You know, it’s heartbreakingly easy to fall into the trap of thinking that whatever you do, none of it really matters. That nothing in the world changes much either way whether you do one thing or another thing or no thing at all. That, cosmically speaking, your choices are not worth shit.
And maybe you’re right – who am I to tell you any different? Maybe nothing you do does matter. You can believe what you like. Nobody’s going to stop you.
But I’ll tell you this: whilst there might be no objective right or wrong thing for you to believe, there are choices are more empowering than others. As Wayne Dyer says, when you change the way you look at things, the things you look at change.
“No man is an island.”
John Donne
Have you ever heard the phrase “You are the average of the five people you spend the most time with?” It’s true. We humans are largely a herd animal. Most of the things we do every day aren’t done consciously. We don’t spend time deliberating them with our rationality. We just do them. Based on what? On copying what the other people around us seem to be doing.
There is no sense in cursing this lemming-like aspect of human nature – it simply is. It’s happening whether we’re aware of it or not, whether we want it to or not. It is reality. So what you must do is find a way to adapt yourself to it, like – in the words of Robert Greene – a spider to its web. Make this law of human nature work for you rather than against you.
And one uncommon way to look at this is to flip it on its head.
Instead of only seeing the passive side of it – feeling powerless when you realise how much what everybody else does is influencing what you do – you can choose instead to look at the active side – feeling powerful when you realise how the things you do are influencing what everybody else does.

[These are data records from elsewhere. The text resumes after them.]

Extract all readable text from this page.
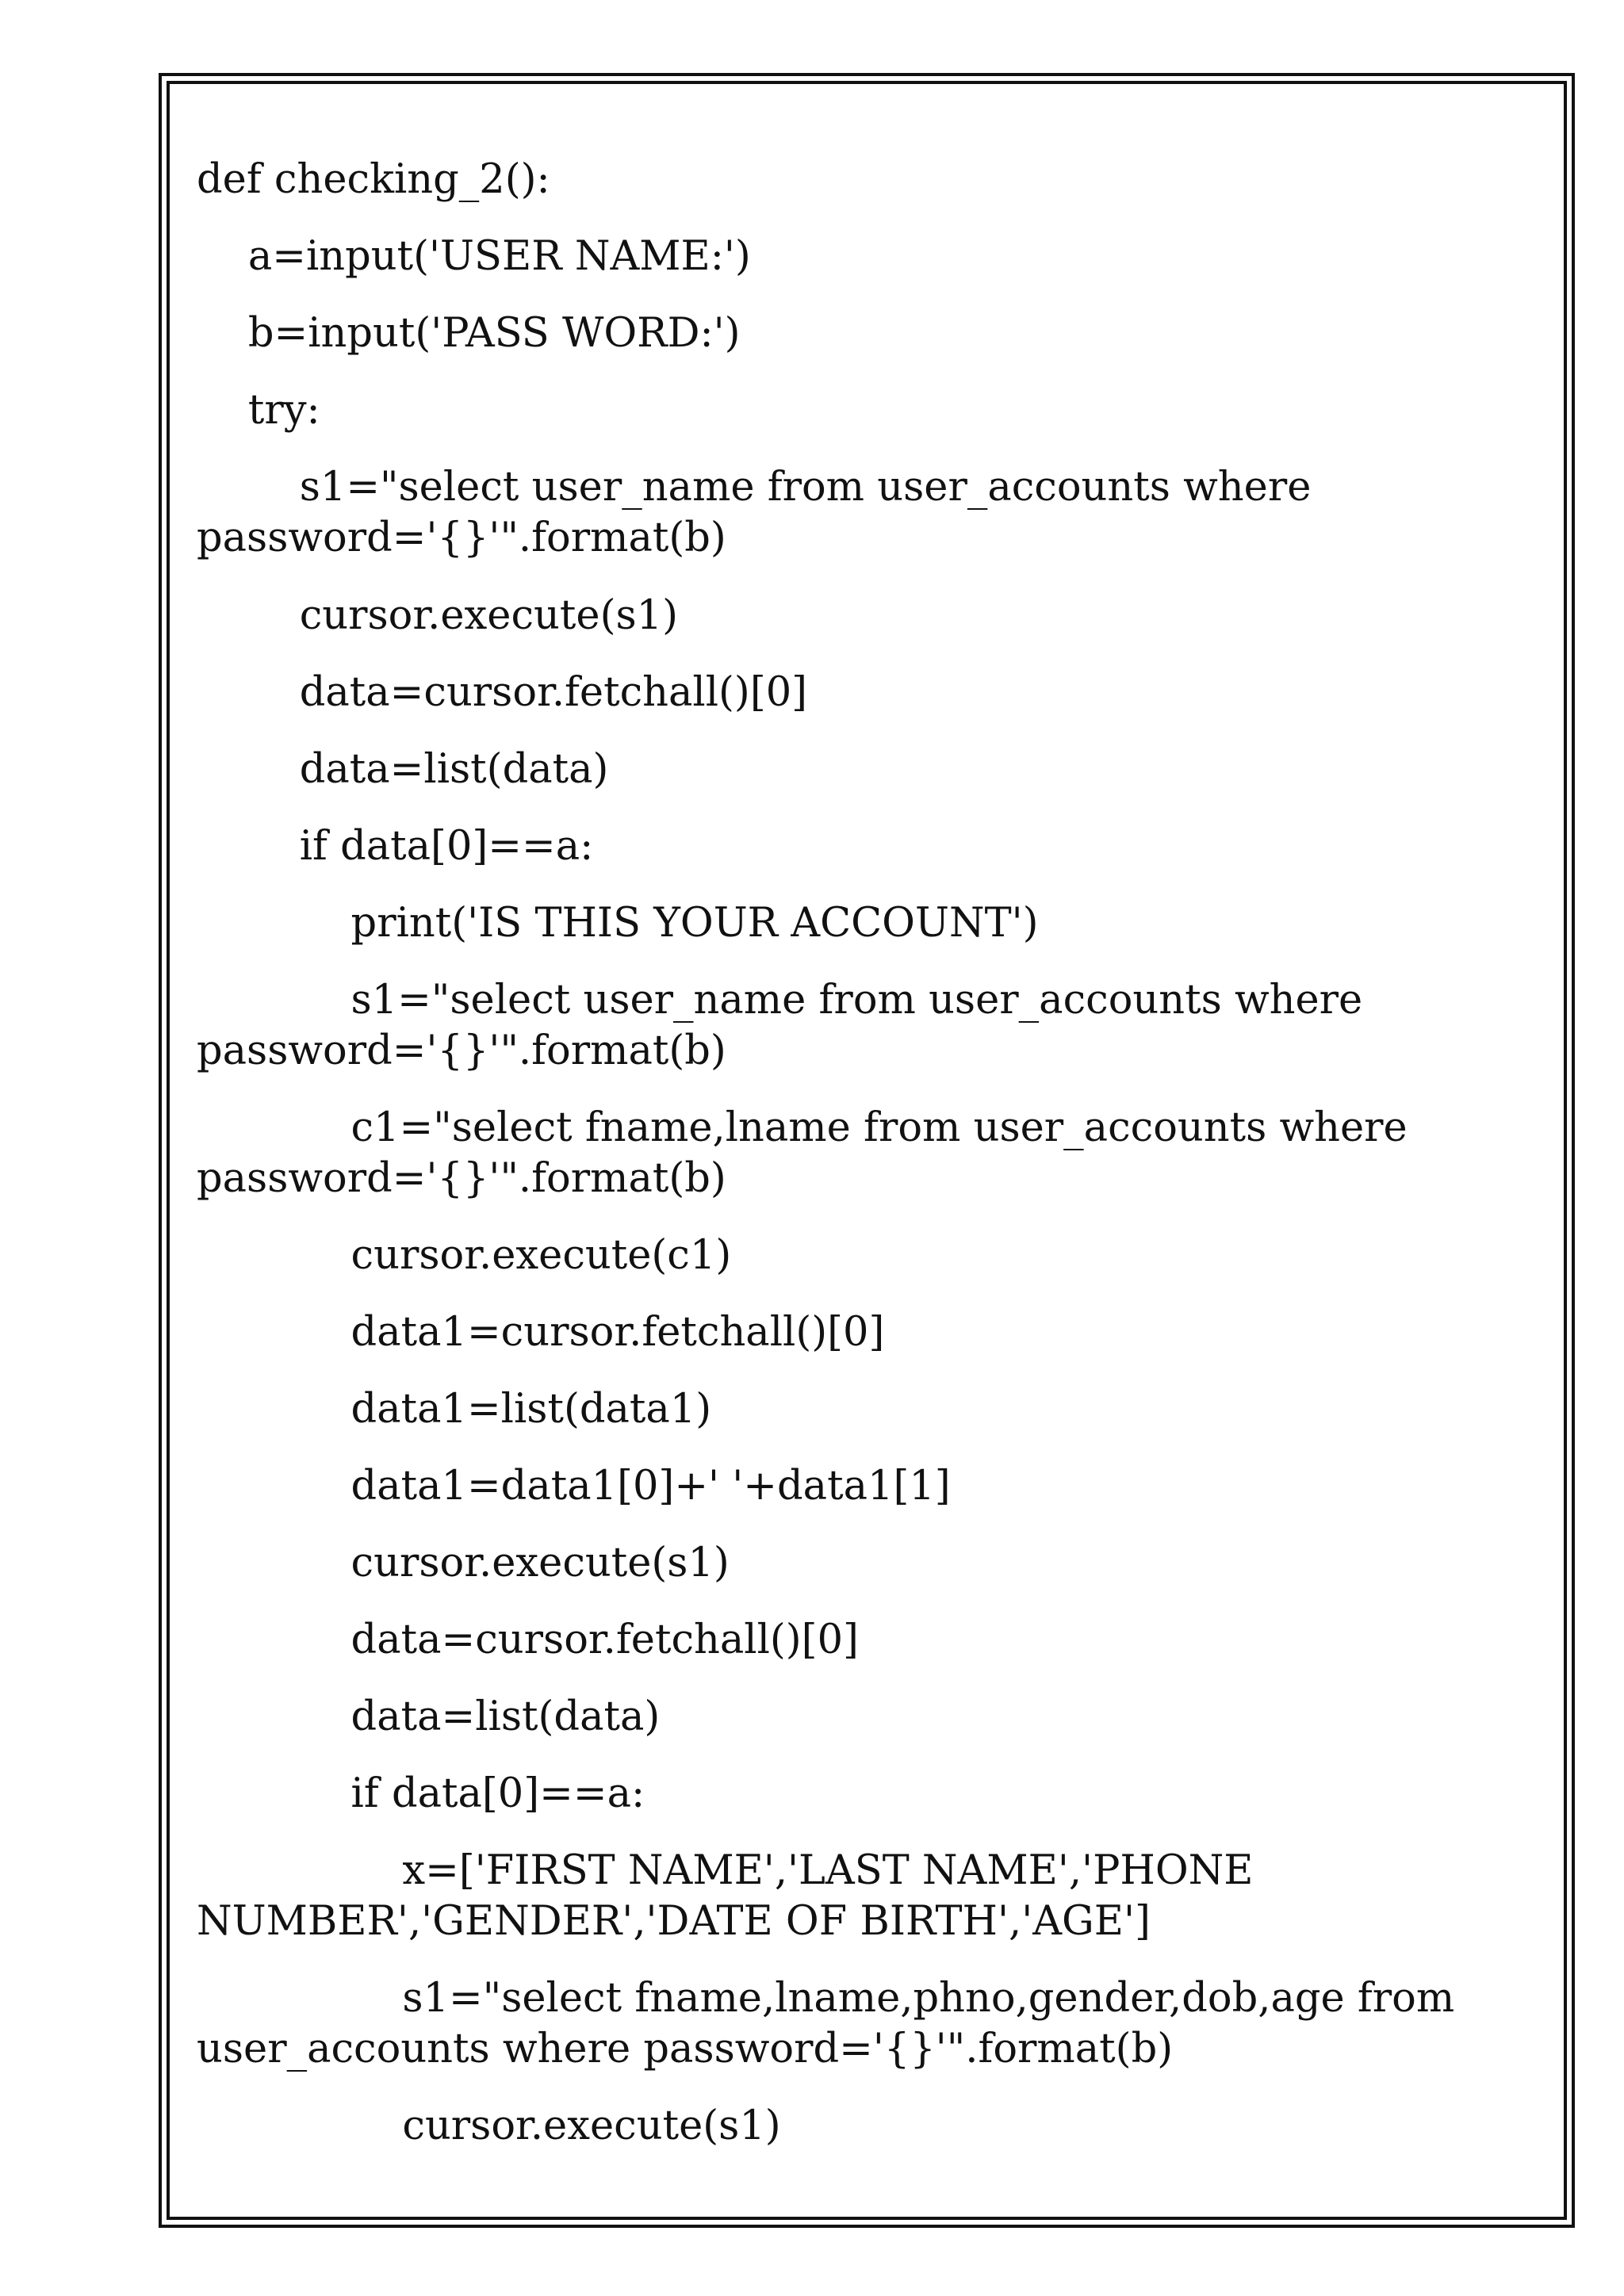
def checking_2():
a=input('USER NAME:')
b=input('PASS WORD:')
try:
s1="select user_name from user_accounts where
password='{}'".format(b)
cursor.execute(s1)
data=cursor.fetchall()[0]
data=list(data)
if data[0]==a:
print('IS THIS YOUR ACCOUNT')
s1="select user_name from user_accounts where
password='{}'".format(b)
c1="select fname,lname from user_accounts where
password='{}'".format(b)
cursor.execute(c1)
data1=cursor.fetchall()[0]
data1=list(data1)
data1=data1[0]+' '+data1[1]
cursor.execute(s1)
data=cursor.fetchall()[0]
data=list(data)
if data[0]==a:
x=['FIRST NAME','LAST NAME','PHONE
NUMBER','GENDER','DATE OF BIRTH','AGE']
s1="select fname,lname,phno,gender,dob,age from
user_accounts where password='{}'".format(b)
cursor.execute(s1)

Because you are influencing others, whether you’re aware of it or not. You must be. There’s no way round it. If everybody else can rub off on you, you must be equally able to rub off on everybody else.
That’s why what you do matters.
You won’t be able to remould the universe in your image overnight. But choices add up. A smile here, a kind word there, going the extra mile when there’s no urgent need to…
The things you do matter. They matter because we’re watching you. We’re looking for cues. We want to know how to live.
Teach us, by your example.
“If we could change ourselves, the tendencies in the world would also change. As a man changes his own nature, so does the attitude of the world change towards him. … We need not wait to see what others do.”
Mohandas Gandhi, in a 1913 piece about snakebites (not the drink, of course.)